A corrida por tecnologias verdes, como a energia eólica e a solar, se depara com um obstáculo: o regime internacional de propriedade intelectual. A crítica vem sendo articulada por países do Sul Global que, embora enfrentem os maiores impactos da crise climática, estão à margem do desenvolvimento tecnológico necessário para uma transição energética justa. Quem explica é João Telésforo, pesquisador do Centro de Pesquisa em Macroeconomia das Desigualdades (Made) da Faculdade de Economia, Administração, Contabilidade e Atuária (FEA) da USP.

Ele comenta que os países do Sul Global, por terem grande dependência de importações para o seu desenvolvimento tecnológico, acabam tendo maiores custos, uma vez que as tecnologias estão patenteadas: “Tem uma situação extremamente concentrada em poucos países e em poucas empresas também, que controlam esses mercados. Isso aprofunda a situação de dependência tecnológica dos países do Sul Global, dos países periféricos, dos países da América Latina, da África, de boa parte da Ásia, e gera uma situação de dependência econômica, de subdesenvolvimento e dificuldade. É uma barreira financeira gerada pelo regime internacional de propriedade intelectual para essa transição ecológica”.
Telésforo é autor de duas notas recém-publicadas, que analisam, respectivamente, o papel das patentes como barreira à transição energética no Sul Global e o desempenho das políticas brasileiras voltadas à indústria eólica. Os dados apontam uma concentração drástica: de 2000 a 2024, apenas dez países foram responsáveis por mais de 81% dos depósitos internacionais de patentes em energia eólica. Entre os líderes, apenas a China não é de alta renda.

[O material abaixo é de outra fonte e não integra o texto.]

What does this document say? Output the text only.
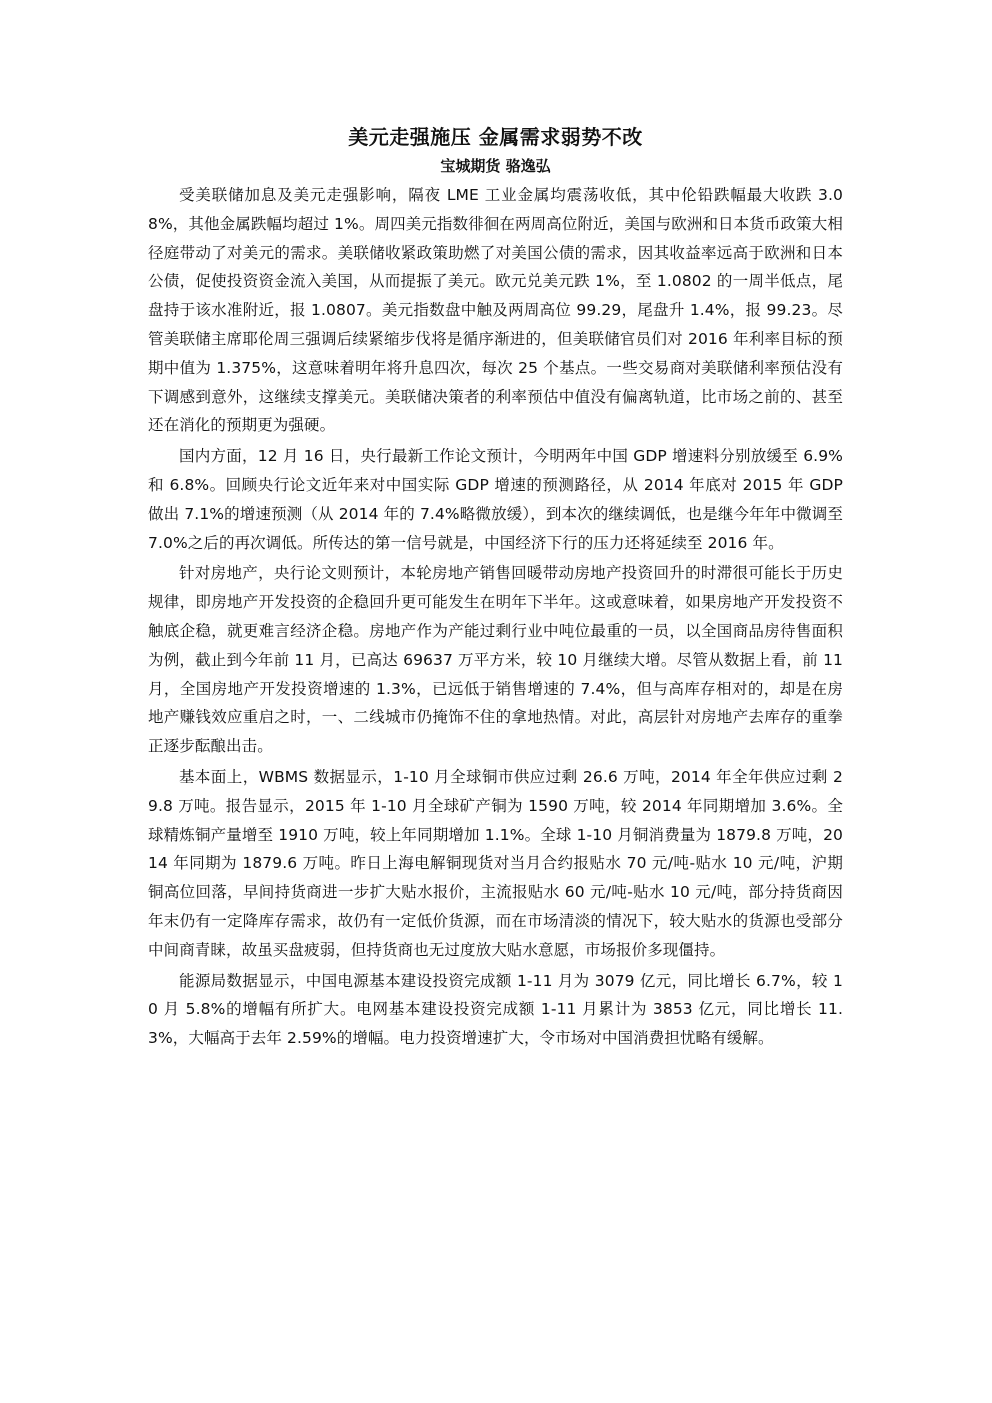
美元走强施压 金属需求弱势不改

宝城期货 骆逸弘

受美联储加息及美元走强影响，隔夜 LME 工业金属均震荡收低，其中伦铅跌幅最大收跌 3.08%，其他金属跌幅均超过 1%。周四美元指数徘徊在两周高位附近，美国与欧洲和日本货币政策大相径庭带动了对美元的需求。美联储收紧政策助燃了对美国公债的需求，因其收益率远高于欧洲和日本公债，促使投资资金流入美国，从而提振了美元。欧元兑美元跌 1%，至 1.0802 的一周半低点，尾盘持于该水准附近，报 1.0807。美元指数盘中触及两周高位 99.29，尾盘升 1.4%，报 99.23。尽管美联储主席耶伦周三强调后续紧缩步伐将是循序渐进的，但美联储官员们对 2016 年利率目标的预期中值为 1.375%，这意味着明年将升息四次，每次 25 个基点。一些交易商对美联储利率预估没有下调感到意外，这继续支撑美元。美联储决策者的利率预估中值没有偏离轨道，比市场之前的、甚至还在消化的预期更为强硬。

国内方面，12 月 16 日，央行最新工作论文预计，今明两年中国 GDP 增速料分别放缓至 6.9%和 6.8%。回顾央行论文近年来对中国实际 GDP 增速的预测路径，从 2014 年底对 2015 年 GDP 做出 7.1%的增速预测（从 2014 年的 7.4%略微放缓），到本次的继续调低，也是继今年年中微调至 7.0%之后的再次调低。所传达的第一信号就是，中国经济下行的压力还将延续至 2016 年。

针对房地产，央行论文则预计，本轮房地产销售回暖带动房地产投资回升的时滞很可能长于历史规律，即房地产开发投资的企稳回升更可能发生在明年下半年。这或意味着，如果房地产开发投资不触底企稳，就更难言经济企稳。房地产作为产能过剩行业中吨位最重的一员，以全国商品房待售面积为例，截止到今年前 11 月，已高达 69637 万平方米，较 10 月继续大增。尽管从数据上看，前 11 月，全国房地产开发投资增速的 1.3%，已远低于销售增速的 7.4%，但与高库存相对的，却是在房地产赚钱效应重启之时，一、二线城市仍掩饰不住的拿地热情。对此，高层针对房地产去库存的重拳正逐步酝酿出击。

基本面上，WBMS 数据显示，1-10 月全球铜市供应过剩 26.6 万吨，2014 年全年供应过剩 29.8 万吨。报告显示，2015 年 1-10 月全球矿产铜为 1590 万吨，较 2014 年同期增加 3.6%。全球精炼铜产量增至 1910 万吨，较上年同期增加 1.1%。全球 1-10 月铜消费量为 1879.8 万吨，2014 年同期为 1879.6 万吨。昨日上海电解铜现货对当月合约报贴水 70 元/吨-贴水 10 元/吨，沪期铜高位回落，早间持货商进一步扩大贴水报价，主流报贴水 60 元/吨-贴水 10 元/吨，部分持货商因年末仍有一定降库存需求，故仍有一定低价货源，而在市场清淡的情况下，较大贴水的货源也受部分中间商青睐，故虽买盘疲弱，但持货商也无过度放大贴水意愿，市场报价多现僵持。

能源局数据显示，中国电源基本建设投资完成额 1-11 月为 3079 亿元，同比增长 6.7%，较 10 月 5.8%的增幅有所扩大。电网基本建设投资完成额 1-11 月累计为 3853 亿元，同比增长 11.3%，大幅高于去年 2.59%的增幅。电力投资增速扩大，令市场对中国消费担忧略有缓解。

“O Brasil, mesmo estando em uma posição extremamente periférica, detém apenas 0,4% dos pedidos de patentes internacionais na área de energia eólica e 0,19% dos pedidos de patentes na energia solar das últimas décadas. Mesmo assim, o Brasil é o país que tem mais pedidos de patentes entre os países América Latina e África nesses setores”, destaca Telésforo. Em energia solar, o cenário é ainda mais desigual: cinco países concentram 77% dos pedidos de patentes.
O “chute da escada”
Para o pesquisador, esse quadro reflete não apenas um problema de mercado, mas de regras do jogo. “Os países do Norte Global acabam gerando algo que o economista Ha-Joon Chang chama de ‘chute da escada’. Eles adotaram medidas de exigência de transferência de tecnologia, de engenharia reversa e, depois que alcançaram o topo, tornaram essas práticas ilegais para o resto”, afirma. Ele lembra que acordos internacionais como o TRIPS, administrado pela Organização Mundial do Comércio, impõem uma blindagem às patentes e até limitam cláusulas de exigência de transferência de tecnologia nos contratos com empresas estrangeiras. “Isso cria uma armadura internacional para impedir o desenvolvimento sustentável dos países periféricos.”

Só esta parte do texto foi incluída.